There are three major pairs of salivary glands in the mouth. The largest pair of salivary glands, called the parotid glands, lies just behind the angle of the jaw, below and in front of the ears. Two smaller pairs, the sublingual glands and the submandibular glands, lie deep in the floor of the mouth. In addition to these major glands, many tiny salivary glands are distributed throughout the mouth. All of the glands produce saliva, which aids in breaking down food as part of the digestive process.

Locating the Major Salivary Glands

Several types of disorders affect the salivary glands:

  • Salivary gland malfunction

  • Salivary gland stones

  • Salivary gland infection

  • Salivary gland swelling

Salivary gland malfunction

Salivary gland malfunction is more common among adults and usually involves too little saliva production. When the flow of saliva is insufficient or almost nonexistent, the mouth feels dry. This condition is called xerostomia. Certain diseases, infections, and disorders, as well as certain drugs, can decrease saliva production.

Diseases include Parkinson disease, human immunodeficiency virus (HIV) infection, Sjögren syndrome, depression, and chronic pain. Drugs that decrease saliva production include certain antidepressants, antihistamines, antipsychotics, sedatives, methyldopa , and diuretics.

The salivary glands often malfunction after a person has had chemotherapy or head and neck radiation for the treatment of cancer. Dry mouth due to radiation is usually permanent, especially if the radiation dose is high. Dry mouth due to chemotherapy is usually temporary.

However, not all cases of dry mouth are caused by salivary gland malfunction. Drinking too little liquid and breathing through the mouth can dry the mouth. Anxiety or stress can also result in a dry mouth. The mouth may also dry somewhat as a person ages, although this is probably due to the greater likelihood of taking a drug that causes dry mouth than to the aging process itself.

Because saliva offers considerable natural protection against tooth decay, an inadequate amount of saliva leads to more cavities—especially in the roots of teeth. Dry mouth, if severe, can also lead to difficulty speaking and swallowing.

In rare cases, the salivary glands produce too much saliva. Increased saliva production is usually very brief and occurs in response to eating certain foods, such as sour foods. Sometimes even thinking about eating these foods can increase saliva production.

Salivary gland stones

A stone can form from salts contained in the saliva. Stones are particularly likely to form when people are dehydrated or take drugs that decrease saliva production. People with gout are also more likely to form stones. Salivary gland stones are most common among adults. About 25% of people with stones have more than one.

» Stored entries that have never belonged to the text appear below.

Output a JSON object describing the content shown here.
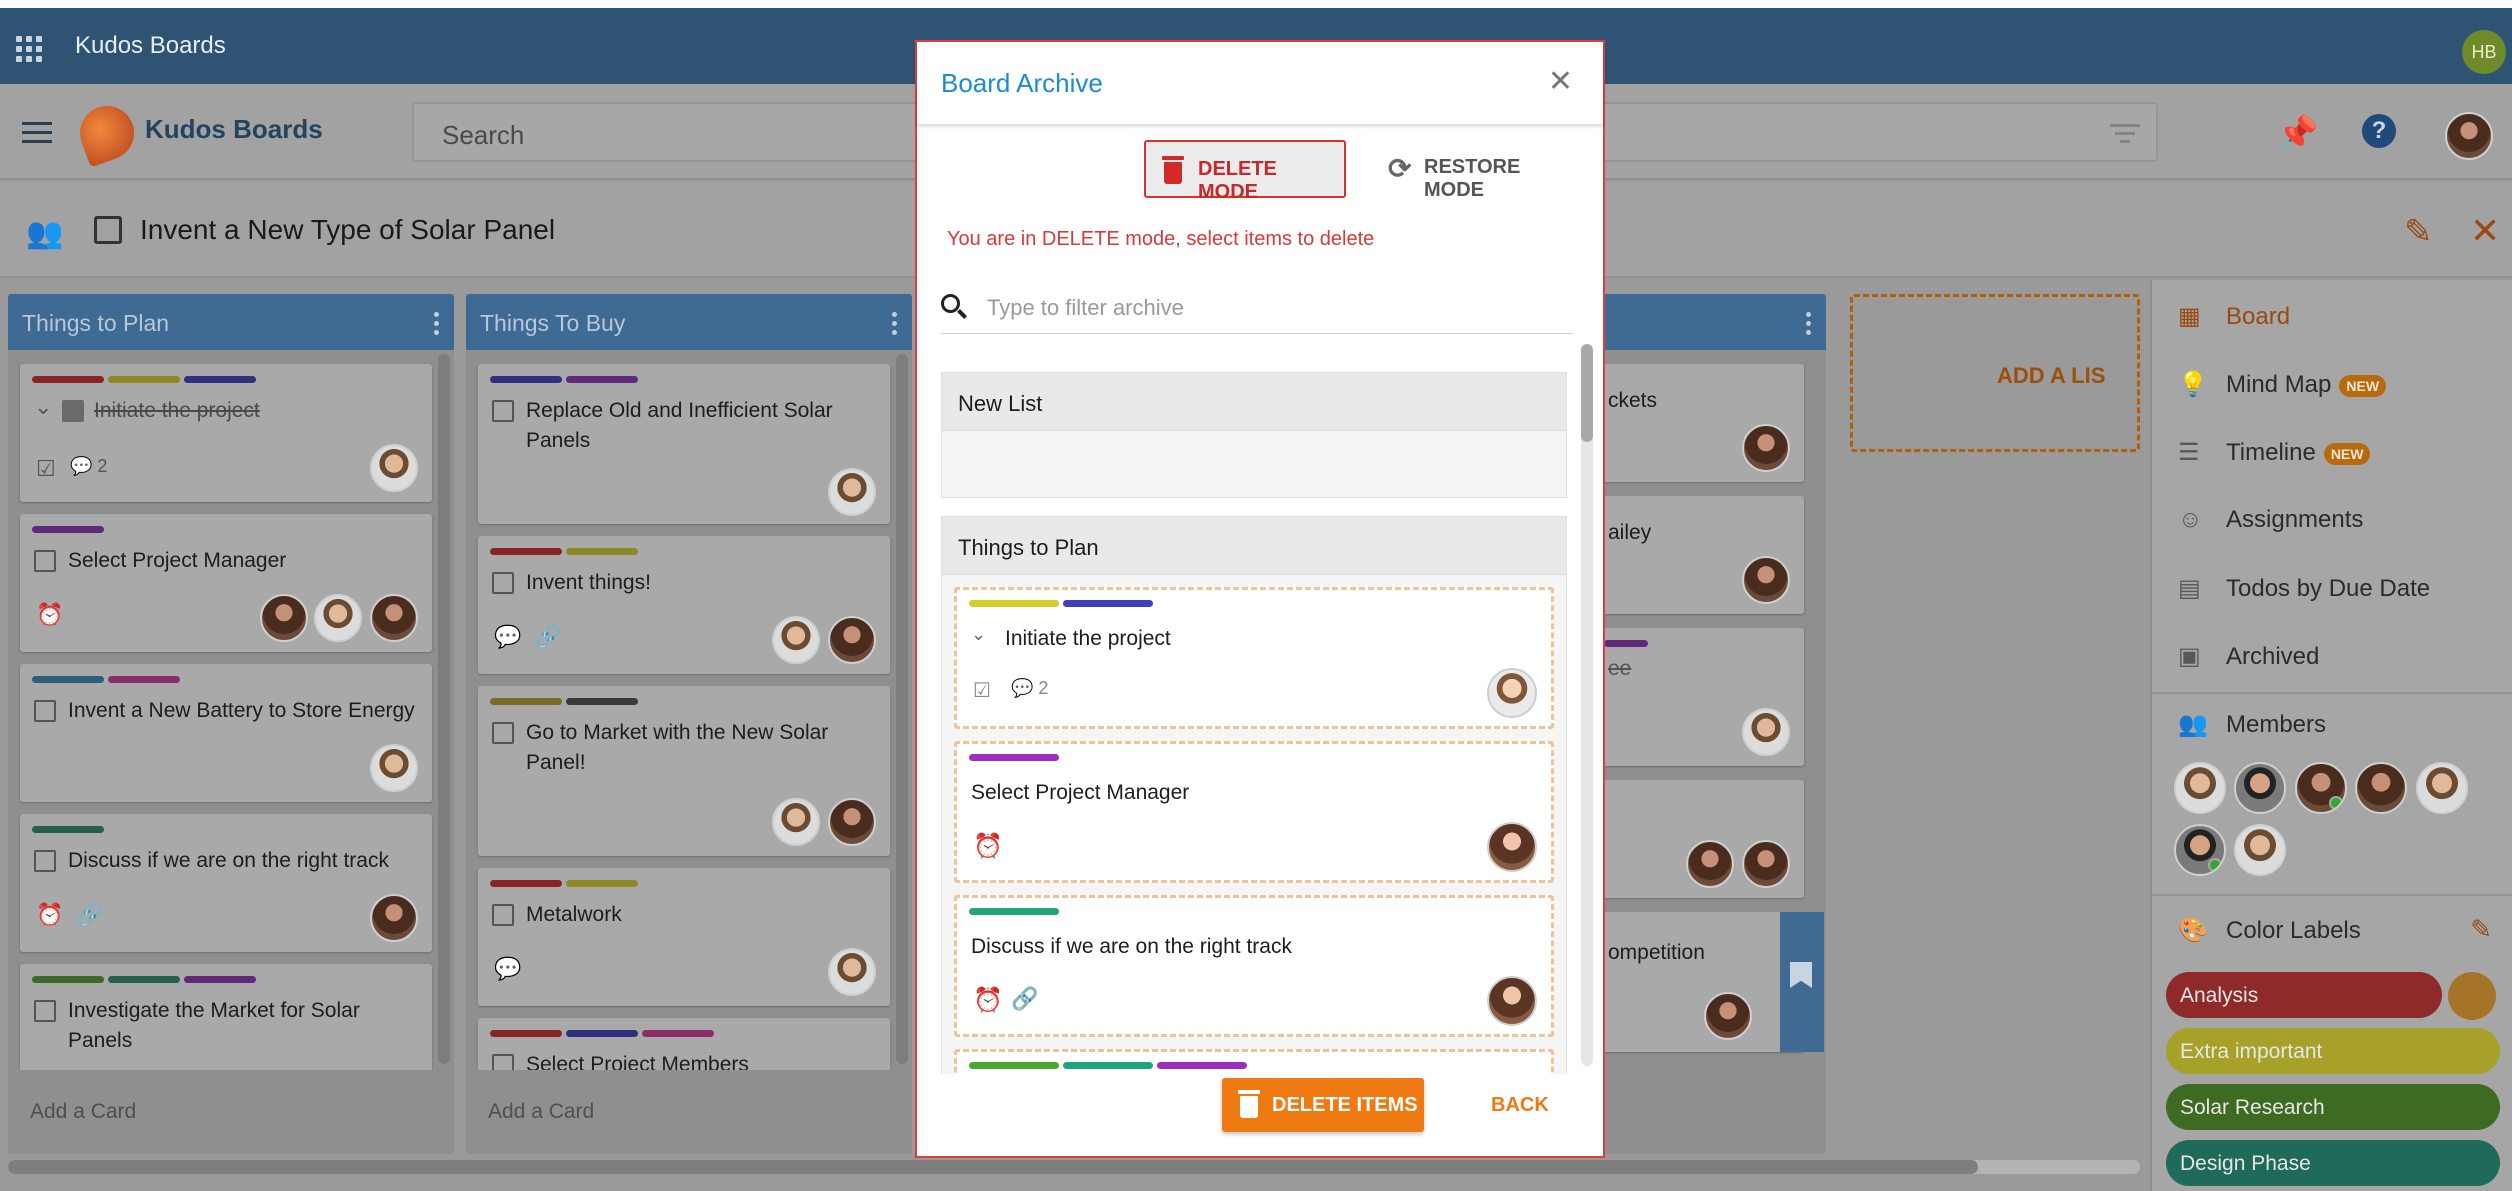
{
  "topbar": {
    "title": "Kudos Boards",
    "user_initials": "HB"
  },
  "appbar": {
    "app_name": "Kudos Boards",
    "search_placeholder": "Search"
  },
  "board": {
    "title": "Invent a New Type of Solar Panel"
  },
  "lists": [
    {
      "title": "Things to Plan",
      "add_card": "Add a Card",
      "cards": [
        {
          "title": "Initiate the project",
          "completed": true,
          "comments": "2"
        },
        {
          "title": "Select Project Manager"
        },
        {
          "title": "Invent a New Battery to Store Energy"
        },
        {
          "title": "Discuss if we are on the right track"
        },
        {
          "title": "Investigate the Market for Solar Panels"
        }
      ]
    },
    {
      "title": "Things To Buy",
      "add_card": "Add a Card",
      "cards": [
        {
          "title": "Replace Old and Inefficient Solar Panels"
        },
        {
          "title": "Invent things!"
        },
        {
          "title": "Go to Market with the New Solar Panel!"
        },
        {
          "title": "Metalwork"
        },
        {
          "title": "Select Project Members"
        }
      ]
    },
    {
      "title": "",
      "cards": [
        {
          "title": "ckets"
        },
        {
          "title": "ailey"
        },
        {
          "title": "ee"
        },
        {
          "title": ""
        },
        {
          "title": "ompetition"
        }
      ]
    }
  ],
  "add_list_label": "ADD A LIS",
  "sidebar": {
    "items": [
      {
        "label": "Board",
        "icon": "board-icon",
        "active": true
      },
      {
        "label": "Mind Map",
        "icon": "lightbulb-icon",
        "badge": "NEW"
      },
      {
        "label": "Timeline",
        "icon": "timeline-icon",
        "badge": "NEW"
      },
      {
        "label": "Assignments",
        "icon": "face-icon"
      },
      {
        "label": "Todos by Due Date",
        "icon": "calendar-icon"
      },
      {
        "label": "Archived",
        "icon": "archive-icon"
      }
    ],
    "members_label": "Members",
    "color_labels_title": "Color Labels",
    "color_labels": [
      {
        "name": "Analysis",
        "color": "#8f2a2a"
      },
      {
        "name": "Extra important",
        "color": "#a7a12a"
      },
      {
        "name": "Solar Research",
        "color": "#3f6a22"
      },
      {
        "name": "Design Phase",
        "color": "#1f6a58"
      }
    ]
  },
  "modal": {
    "title": "Board Archive",
    "delete_mode": "DELETE MODE",
    "restore_mode": "RESTORE MODE",
    "hint": "You are in DELETE mode, select items to delete",
    "filter_placeholder": "Type to filter archive",
    "archived_lists": [
      {
        "title": "New List"
      },
      {
        "title": "Things to Plan",
        "cards": [
          {
            "title": "Initiate the project",
            "comments": "2",
            "labels": [
              "#d2cd27",
              "#3f3fbf"
            ]
          },
          {
            "title": "Select Project Manager",
            "labels": [
              "#9b2fc0"
            ]
          },
          {
            "title": "Discuss if we are on the right track",
            "labels": [
              "#1fa67a"
            ]
          },
          {
            "title": "",
            "labels": [
              "#4aa832",
              "#1fa67a",
              "#9b2fc0"
            ]
          }
        ]
      }
    ],
    "delete_items": "DELETE ITEMS",
    "back": "BACK"
  },
  "colors": {
    "topbar": "#2f5473",
    "accent_orange": "#f07a12",
    "danger_red": "#d93030",
    "modal_title_blue": "#1e8bd1",
    "list_header_blue": "#3f6a93"
  }
}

Salivary stones create problems when they block the tube (duct) that carries saliva from the gland to the mouth. Blockage makes saliva back up inside the duct, causing the salivary gland to swell painfully. A blocked duct and gland filled with stagnant saliva may become infected with bacteria.

A typical symptom of a blocked salivary duct is swelling and pain over the gland that is affected. The pain and swelling worsen after eating, particularly when people eat something that stimulates saliva flow (such as a pickle or lemon juice) because when the duct is blocked, the saliva has no place to go and the gland swells. The swelling may do down after a few hours, and the duct may release a gush of saliva. Some stones do not cause any symptoms.

Salivary gland infection

Most salivary gland infections occur in people who have something that blocks the flow of saliva (such as a stone), or who have very low flow of saliva. The usual infecting organism is Staphylococcus aureus. Sometimes a collection of pus (abscess) forms in the gland.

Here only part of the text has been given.